3.1 The fitted regression model
Before jumping in here, it’s a good idea to review the basic idea of least squares (see “SLR: Least Squares” from module 1) and some matrix concepts (“General matrix fax and trix” from module 2).
We’ve been dealing with the theoretical model, but now let’s look at the fitted model. We want to find a good \(\boldsymbol{b}\) (aka \(\hat{\boldsymbol{\beta}}\)). Then our predictions will be
\[\hat{\boldsymbol{y}} = \boldsymbol{X {b}}\] This vector of predictions must fall in the column space of \(\boldsymbol{X}\); the vector \(\boldsymbol{b}\) determines where in the column space it will go. If I have \(k+1\) (linearly independent) predictors, this vector is constrained to lie within a \(k+1\)-dimensional space. But the vector of responses, \(\boldsymbol{y}\), can point anywhere in \(n\)-dimensional space! So the predictions we can get out of a model are more constrained than the actual values – which is why they can’t match the actual values exactly.

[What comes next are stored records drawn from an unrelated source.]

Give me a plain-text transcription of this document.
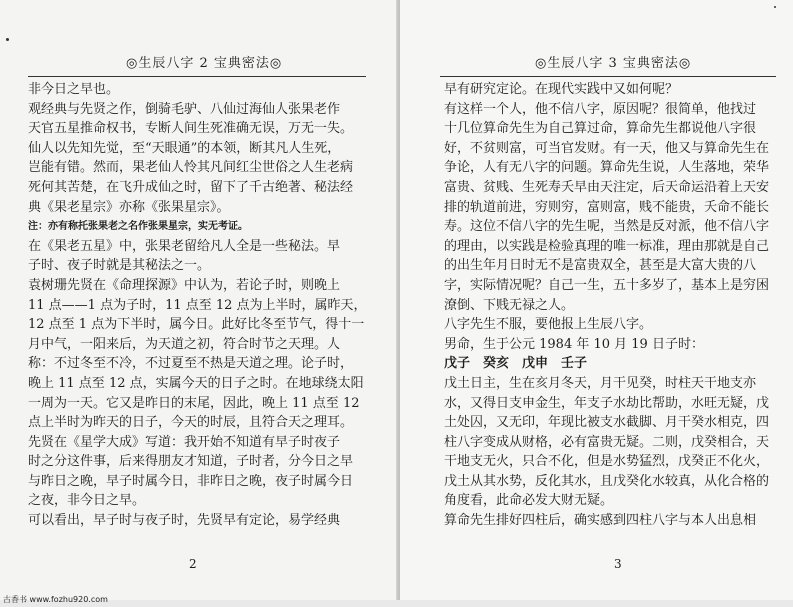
◎生辰八字 2 宝典密法◎
非今日之早也。
观经典与先贤之作，倒骑毛驴、八仙过海仙人张果老作
天官五星推命权书，专断人间生死准确无误，万无一失。
仙人以先知先觉，至“天眼通”的本领，断其凡人生死，
岂能有错。然而，果老仙人怜其凡间红尘世俗之人生老病
死何其苦楚，在飞升成仙之时，留下了千古绝著、秘法经
典《果老星宗》亦称《张果星宗》。
注：亦有称托张果老之名作张果星宗，实无考证。
在《果老五星》中，张果老留给凡人全是一些秘法。早
子时、夜子时就是其秘法之一。
袁树珊先贤在《命理探源》中认为，若论子时，则晚上
11 点——1 点为子时，11 点至 12 点为上半时，属昨天，
12 点至 1 点为下半时，属今日。此好比冬至节气，得十一
月中气，一阳来后，为天道之初，符合时节之天理。人
称：不过冬至不冷，不过夏至不热是天道之理。论子时，
晚上 11 点至 12 点，实属今天的日子之时。在地球绕太阳
一周为一天。它又是昨日的末尾，因此，晚上 11 点至 12
点上半时为昨天的日子，今天的时辰，且符合天之理耳。
先贤在《星学大成》写道：我开始不知道有早子时夜子
时之分这件事，后来得朋友才知道，子时者，分今日之早
与昨日之晚，早子时属今日，非昨日之晚，夜子时属今日
之夜，非今日之早。
可以看出，早子时与夜子时，先贤早有定论，易学经典
2
◎生辰八字 3 宝典密法◎
早有研究定论。在现代实践中又如何呢？
有这样一个人，他不信八字，原因呢？很简单，他找过
十几位算命先生为自己算过命，算命先生都说他八字很
好，不贫则富，可当官发财。有一天，他又与算命先生在
争论，人有无八字的问题。算命先生说，人生落地，荣华
富贵、贫贱、生死寿夭早由天注定，后天命运沿着上天安
排的轨道前进，穷则穷，富则富，贱不能贵，夭命不能长
寿。这位不信八字的先生呢，当然是反对派，他不信八字
的理由，以实践是检验真理的唯一标准，理由那就是自己
的出生年月日时无不是富贵双全，甚至是大富大贵的八
字，实际情况呢？自己一生，五十多岁了，基本上是穷困
潦倒、下贱无禄之人。
八字先生不服，要他报上生辰八字。
男命，生于公元 1984 年 10 月 19 日子时：
戊子　癸亥　戊申　壬子
戊土日主，生在亥月冬天，月干见癸，时柱天干地支亦
水，又得日支申金生，年支子水劫比帮助，水旺无疑，戊
土处囚，又无印，年现比被支水截脚、月干癸水相克，四
柱八字变成从财格，必有富贵无疑。二则，戊癸相合，天
干地支无火，只合不化，但是水势猛烈，戊癸正不化火，
戊土从其水势，反化其水，且戊癸化水较真，从化合格的
角度看，此命必发大财无疑。
算命先生排好四柱后，确实感到四柱八字与本人出息相
3
古香书 www.fozhu920.com
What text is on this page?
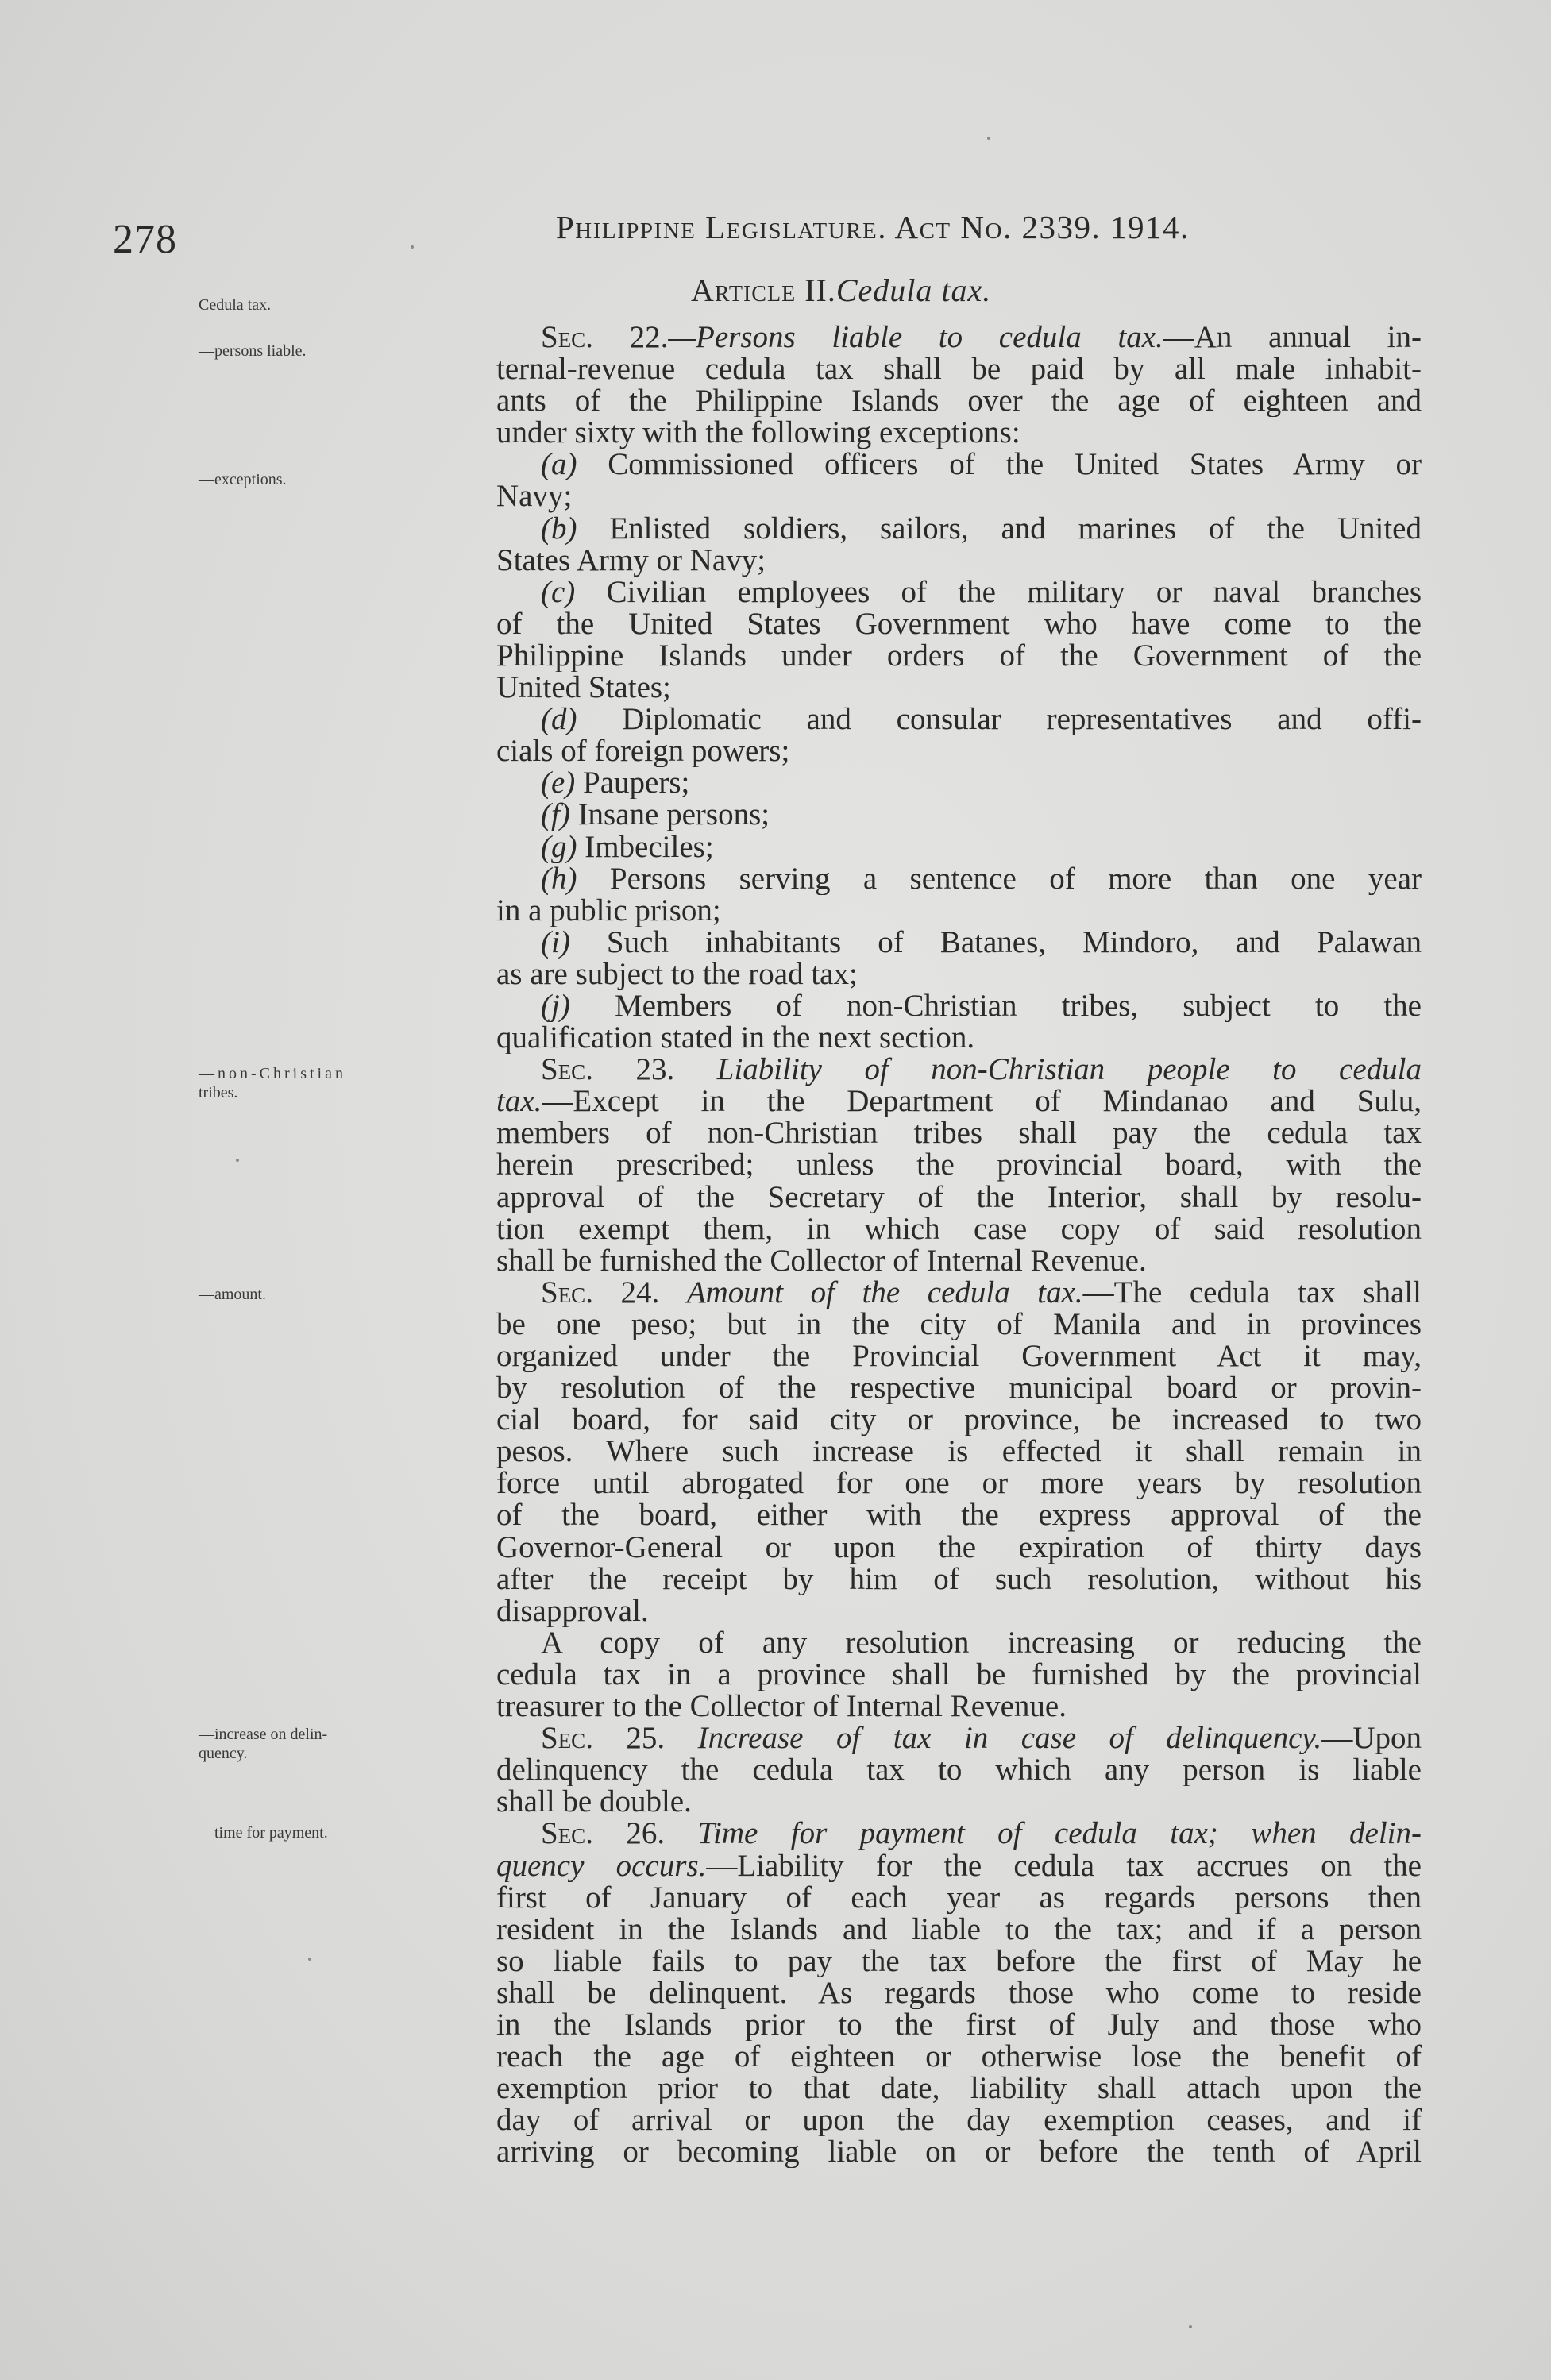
278	Philippine Legislature. Act No. 2339. 1914.
Article II.Cedula tax.
Cedula tax.
—persons liable.
—exceptions.
—non-Christian
tribes.
—amount.
—increase on delin-
quency.
—time for payment.
Sec. 22.—Persons liable to cedula tax.—An annual in-
ternal-revenue cedula tax shall be paid by all male inhabit-
ants of the Philippine Islands over the age of eighteen and
under sixty with the following exceptions:
(a) Commissioned officers of the United States Army or
Navy;
(b) Enlisted soldiers, sailors, and marines of the United
States Army or Navy;
(c) Civilian employees of the military or naval branches
of the United States Government who have come to the
Philippine Islands under orders of the Government of the
United States;
(d) Diplomatic and consular representatives and offi-
cials of foreign powers;
(e) Paupers;
(f) Insane persons;
(g) Imbeciles;
(h) Persons serving a sentence of more than one year
in a public prison;
(i) Such inhabitants of Batanes, Mindoro, and Palawan
as are subject to the road tax;
(j) Members of non-Christian tribes, subject to the
qualification stated in the next section.
Sec. 23. Liability of non-Christian people to cedula
tax.—Except in the Department of Mindanao and Sulu,
members of non-Christian tribes shall pay the cedula tax
herein prescribed; unless the provincial board, with the
approval of the Secretary of the Interior, shall by resolu-
tion exempt them, in which case copy of said resolution
shall be furnished the Collector of Internal Revenue.
Sec. 24. Amount of the cedula tax.—The cedula tax shall
be one peso; but in the city of Manila and in provinces
organized under the Provincial Government Act it may,
by resolution of the respective municipal board or provin-
cial board, for said city or province, be increased to two
pesos. Where such increase is effected it shall remain in
force until abrogated for one or more years by resolution
of the board, either with the express approval of the
Governor-General or upon the expiration of thirty days
after the receipt by him of such resolution, without his
disapproval.
A copy of any resolution increasing or reducing the
cedula tax in a province shall be furnished by the provincial
treasurer to the Collector of Internal Revenue.
Sec. 25. Increase of tax in case of delinquency.—Upon
delinquency the cedula tax to which any person is liable
shall be double.
Sec. 26. Time for payment of cedula tax; when delin-
quency occurs.—Liability for the cedula tax accrues on the
first of January of each year as regards persons then
resident in the Islands and liable to the tax; and if a person
so liable fails to pay the tax before the first of May he
shall be delinquent. As regards those who come to reside
in the Islands prior to the first of July and those who
reach the age of eighteen or otherwise lose the benefit of
exemption prior to that date, liability shall attach upon the
day of arrival or upon the day exemption ceases, and if
arriving or becoming liable on or before the tenth of April
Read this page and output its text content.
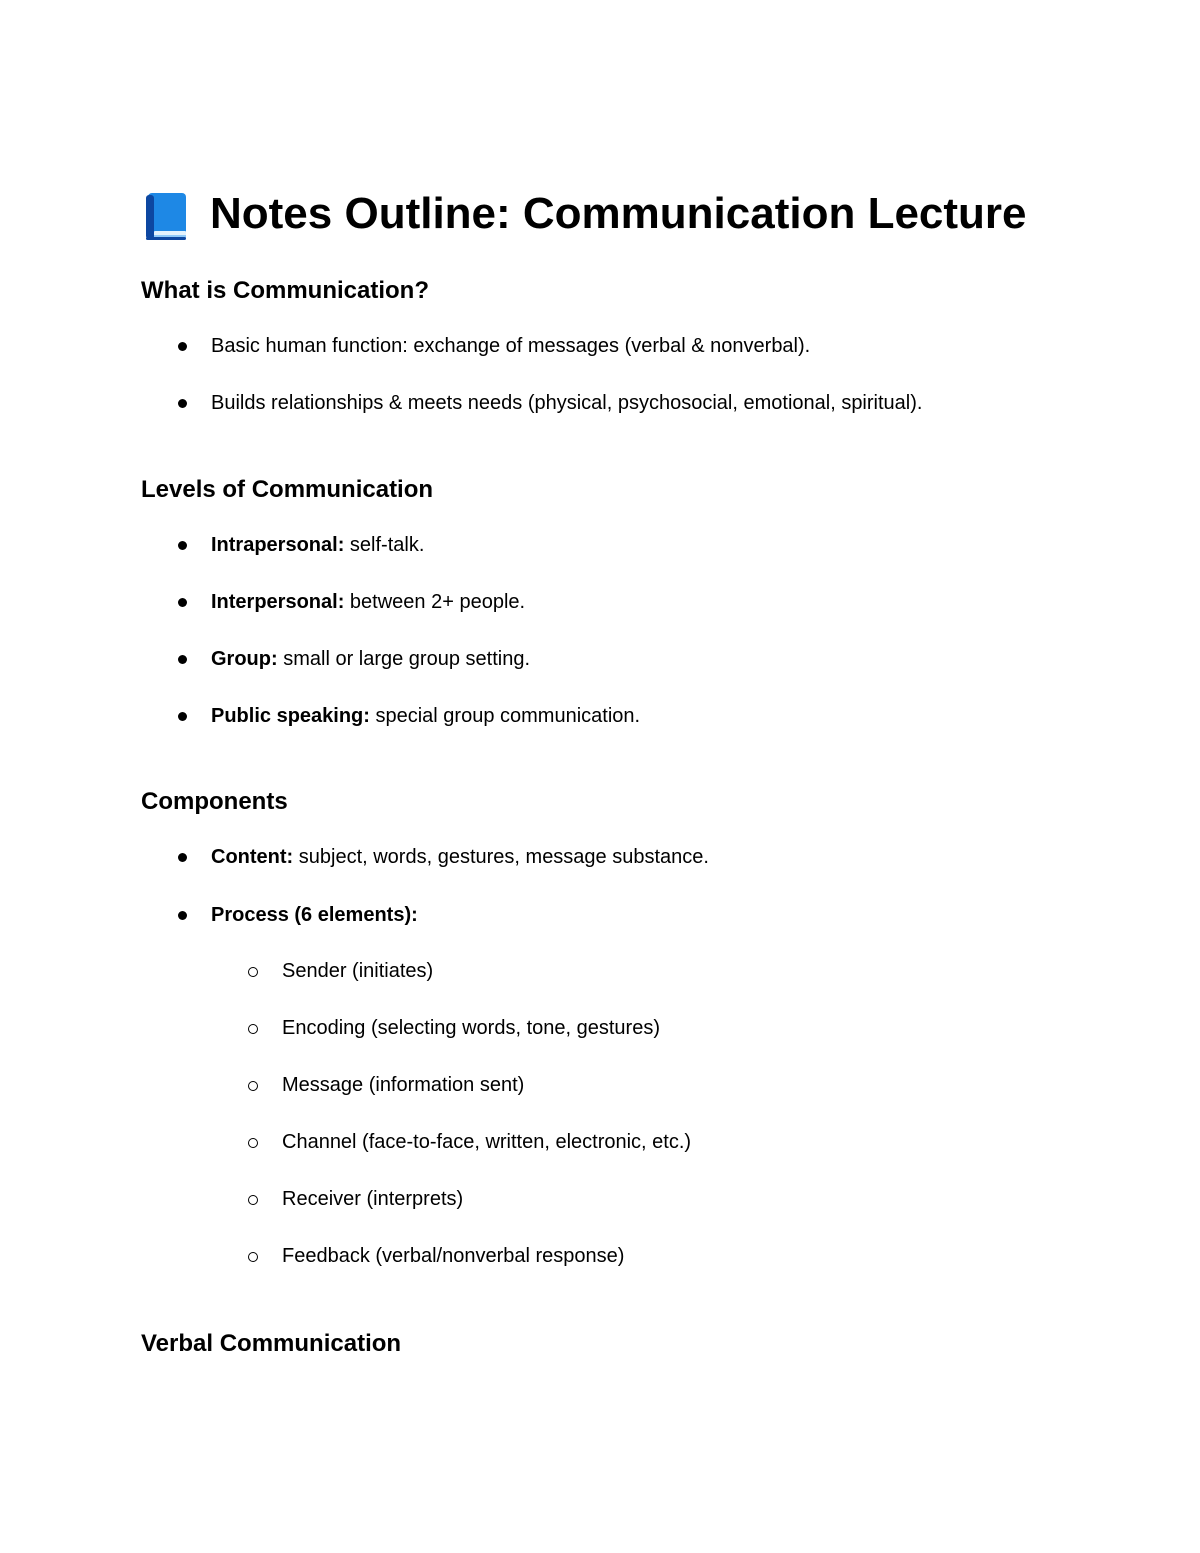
Notes Outline: Communication Lecture
What is Communication?
Basic human function: exchange of messages (verbal & nonverbal).
Builds relationships & meets needs (physical, psychosocial, emotional, spiritual).
Levels of Communication
Intrapersonal: self-talk.
Interpersonal: between 2+ people.
Group: small or large group setting.
Public speaking: special group communication.
Components
Content: subject, words, gestures, message substance.
Process (6 elements):
Sender (initiates)
Encoding (selecting words, tone, gestures)
Message (information sent)
Channel (face-to-face, written, electronic, etc.)
Receiver (interprets)
Feedback (verbal/nonverbal response)
Verbal Communication
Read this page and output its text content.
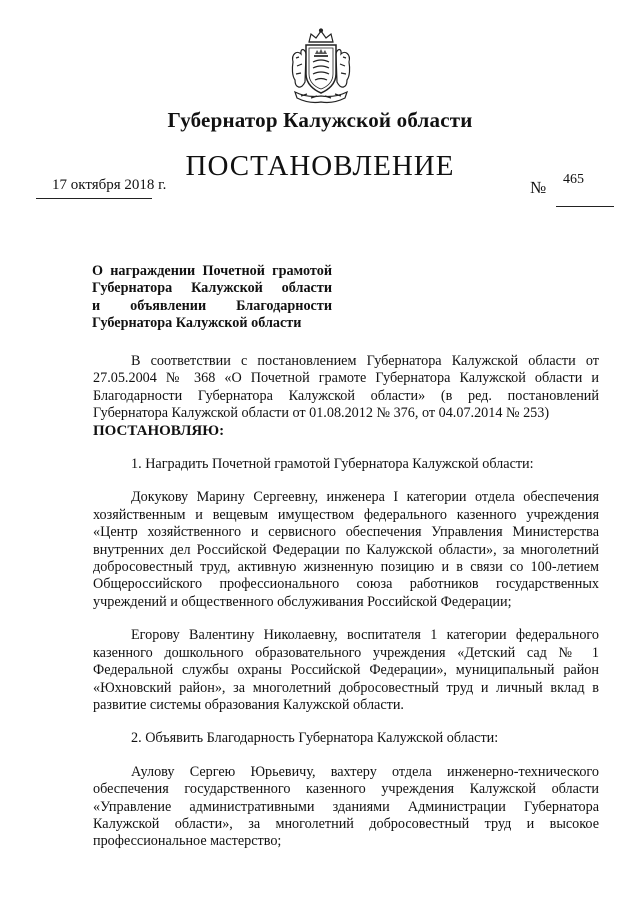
Губернатор Калужской области
ПОСТАНОВЛЕНИЕ
17 октября 2018 г.	№ 465
О награждении Почетной грамотой
Губернатора Калужской области
и объявлении Благодарности
Губернатора Калужской области

В соответствии с постановлением Губернатора Калужской области от 27.05.2004 № 368 «О Почетной грамоте Губернатора Калужской области и Благодарности Губернатора Калужской области» (в ред. постановлений Губернатора Калужской области от 01.08.2012 № 376, от 04.07.2014 № 253)

ПОСТАНОВЛЯЮ:

1. Наградить Почетной грамотой Губернатора Калужской области:

Докукову Марину Сергеевну, инженера I категории отдела обеспечения хозяйственным и вещевым имуществом федерального казенного учреждения «Центр хозяйственного и сервисного обеспечения Управления Министерства внутренних дел Российской Федерации по Калужской области», за многолетний добросовестный труд, активную жизненную позицию и в связи со 100-летием Общероссийского профессионального союза работников государственных учреждений и общественного обслуживания Российской Федерации;

Егорову Валентину Николаевну, воспитателя 1 категории федерального казенного дошкольного образовательного учреждения «Детский сад № 1 Федеральной службы охраны Российской Федерации», муниципальный район «Юхновский район», за многолетний добросовестный труд и личный вклад в развитие системы образования Калужской области.

2. Объявить Благодарность Губернатора Калужской области:

Аулову Сергею Юрьевичу, вахтеру отдела инженерно-технического обеспечения государственного казенного учреждения Калужской области «Управление административными зданиями Администрации Губернатора Калужской области», за многолетний добросовестный труд и высокое профессиональное мастерство;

A note for the linear-algebraically inclined: The vector \(\boldsymbol{y}\) can be said to live in \(\mathbb{R}^n\). The vector \(\hat{\boldsymbol y}\) is also length \(n\), so you can think of it as also living in \(\mathbb{R}^n\)… but it has to lie within a particular \(k+1\)-dimensional subspace of \(\mathbb{R}^n\). Now, that subspace is not necessarily \(\mathbb{R}^{k+1}\), but it’s equivalent, if you’re allowed to do a change of basis and swivel the axes around. So don’t worry about it. If this distinction was not bothering you in the first place, forget I mentioned it.
Restricting \(\boldsymbol{\hat{y}}\) to \(k+1\)-space is a big constraint, but then, that’s kind of the point: we’re trying to predict \(\boldsymbol{y}\) with a simpler (lower-dimensional) model approximation.
Notice there’s still exactly one residual per data point. This hasn’t changed from the old-school, simple linear regression case; all that’s different is how we got \(\hat{\boldsymbol{y}}\), and how we’re writing it.
Of course, that will create a vector of residuals: \(\boldsymbol{e} = \boldsymbol{y} - \boldsymbol{Xb}\). We’d like this residual vector to be as small as possible, just as always. Previously, we talked about minimizing the sum of the squared residuals. Well, hold on: this is the inner product of the residual vector with itself. \[SSE=\boldsymbol e^T\boldsymbol{e} = \sum{e_i^2}\] We can think of the length of the residuals vector as the square root of this quantity. In linear algebra terms, that’s the norm.
From linear algebra, we know that if we want to minimize the length (norm) of the residual vector, then we need to project \(\boldsymbol{y}\) orthogonally onto the column space of \(\boldsymbol{X}\). In other words, we want \(\boldsymbol{e}\) to be perpendicular to \(\boldsymbol{Xc}\) for any vector \(\boldsymbol{c}\).
Why does that make sense? Well, we know that the \(\boldsymbol{\hat{y}}\) vector is stuck down in the \(k+1\)-dimensional column space of \(\boldsymbol{X}\), while the \(\boldsymbol{y}\) vector soars majestically in \(n\)-dimensional space. We’d like \(\boldsymbol{\hat{y}}\) to get as close as possible to \(\boldsymbol{{y}}\), though. So we want to “drop straight down” to \(Col(\boldsymbol X)\) from \(\boldsymbol{y}\). To get any closer to \(\boldsymbol{y}\) from that point would require us to pop out of \(Col(\boldsymbol X)\) into an additional dimension. (Trippy.)